Het duurde niet lang of er brak weer een flinke plensbui los. Maar in Ierland weet je dat niets wisselender is dan het weer. En inderdaad, na een halfuurtje trokken de donkere wolken even snel weg als ze gekomen waren en volgden er mooie zonnige perioden.
Tot aan mile 14 volgden we de kustweg in westelijke richting die ons door diverse dorpjes voerde, met naar rechts uitzicht op de oceaan en naar links op de van west naar oost lopende centrale heuvelrug van het schiereiland.
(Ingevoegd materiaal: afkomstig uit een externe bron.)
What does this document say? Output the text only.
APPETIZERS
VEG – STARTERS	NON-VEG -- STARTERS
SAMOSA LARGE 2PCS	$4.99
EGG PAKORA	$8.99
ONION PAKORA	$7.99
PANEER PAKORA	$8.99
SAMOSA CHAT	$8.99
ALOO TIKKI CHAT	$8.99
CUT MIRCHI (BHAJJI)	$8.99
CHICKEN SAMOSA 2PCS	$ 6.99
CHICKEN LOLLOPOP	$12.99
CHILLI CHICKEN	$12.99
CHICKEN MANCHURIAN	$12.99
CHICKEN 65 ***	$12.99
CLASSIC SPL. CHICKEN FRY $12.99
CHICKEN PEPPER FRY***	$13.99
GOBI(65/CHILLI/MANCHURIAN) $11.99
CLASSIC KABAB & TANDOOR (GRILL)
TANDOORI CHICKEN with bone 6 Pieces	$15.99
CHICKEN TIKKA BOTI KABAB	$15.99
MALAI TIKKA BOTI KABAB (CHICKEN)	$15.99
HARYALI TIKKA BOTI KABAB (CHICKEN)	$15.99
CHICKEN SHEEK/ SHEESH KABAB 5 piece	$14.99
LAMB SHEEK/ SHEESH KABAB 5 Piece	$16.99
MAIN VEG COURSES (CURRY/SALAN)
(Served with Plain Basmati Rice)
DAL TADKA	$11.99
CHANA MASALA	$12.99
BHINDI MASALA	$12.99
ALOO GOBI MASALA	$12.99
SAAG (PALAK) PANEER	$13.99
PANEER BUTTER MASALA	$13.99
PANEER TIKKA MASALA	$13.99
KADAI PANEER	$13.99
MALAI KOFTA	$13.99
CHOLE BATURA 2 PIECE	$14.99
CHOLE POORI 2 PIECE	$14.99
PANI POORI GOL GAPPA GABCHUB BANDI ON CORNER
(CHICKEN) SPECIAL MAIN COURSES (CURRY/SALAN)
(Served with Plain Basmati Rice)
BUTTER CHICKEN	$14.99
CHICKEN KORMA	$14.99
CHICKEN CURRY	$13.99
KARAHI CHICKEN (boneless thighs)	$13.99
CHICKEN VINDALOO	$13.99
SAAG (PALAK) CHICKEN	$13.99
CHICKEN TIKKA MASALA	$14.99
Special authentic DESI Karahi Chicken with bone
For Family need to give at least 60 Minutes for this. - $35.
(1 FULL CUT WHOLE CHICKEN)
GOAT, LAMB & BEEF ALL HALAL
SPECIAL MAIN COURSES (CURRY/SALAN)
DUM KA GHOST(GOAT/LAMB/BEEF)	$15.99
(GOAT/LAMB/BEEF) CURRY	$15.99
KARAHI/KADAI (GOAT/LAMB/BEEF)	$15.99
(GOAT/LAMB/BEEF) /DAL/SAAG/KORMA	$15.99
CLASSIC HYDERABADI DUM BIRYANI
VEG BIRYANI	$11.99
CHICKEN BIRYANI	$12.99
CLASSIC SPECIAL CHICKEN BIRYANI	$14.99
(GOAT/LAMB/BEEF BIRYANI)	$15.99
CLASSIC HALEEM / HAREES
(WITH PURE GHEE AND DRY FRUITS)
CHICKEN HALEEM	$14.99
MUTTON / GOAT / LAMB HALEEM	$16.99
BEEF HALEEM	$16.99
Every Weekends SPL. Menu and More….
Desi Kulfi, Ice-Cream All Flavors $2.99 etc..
Vóór ons doemde een indrukwekkende muur op die werd gedomineerd door de 840 meter hoge Brandon Peak. Over deze muur moesten wij passeren via de Connor Pass. Dit is de hoogste voor het verkeer toegankelijke pas in Ierland. Vanaf mile 15 draaide de route het binnenland in en begon de weg merkbaar te stijgen. Het stijgingspercentage liep geleidelijk op van ongeveer 5% naar ruim 7%. Vanaf mile 17 was het verboden voor auto’s met caravans en bussen omdat de weg steeds smaller werd en haarspeldbochten bevatte. We liepen door een werkelijk overweldigend natuurpark met fenomenale uitzichten op het schiereiland en de oceaan. Hoewel het me goed lukte om een kort looppasje met veel kniehef in gang te houden kon ik het toch niet nalaten om regelmatig te stoppen om een foto te maken. Daardoor werd het een voordurend stuivertje wisselen met andere lopers. In de verte zagen we de pas aan het eind van een smalle weg met aan de ene zijde een hoge rotswand en aan de andere zijde een stenen muurtje dat beveiliging bood tegen de afgrond die daarachter gaapte. In de diepte lagen mooie meertjes, waarvan er één hartvormig was. ‘It’s a bitch … but a lovely one!’.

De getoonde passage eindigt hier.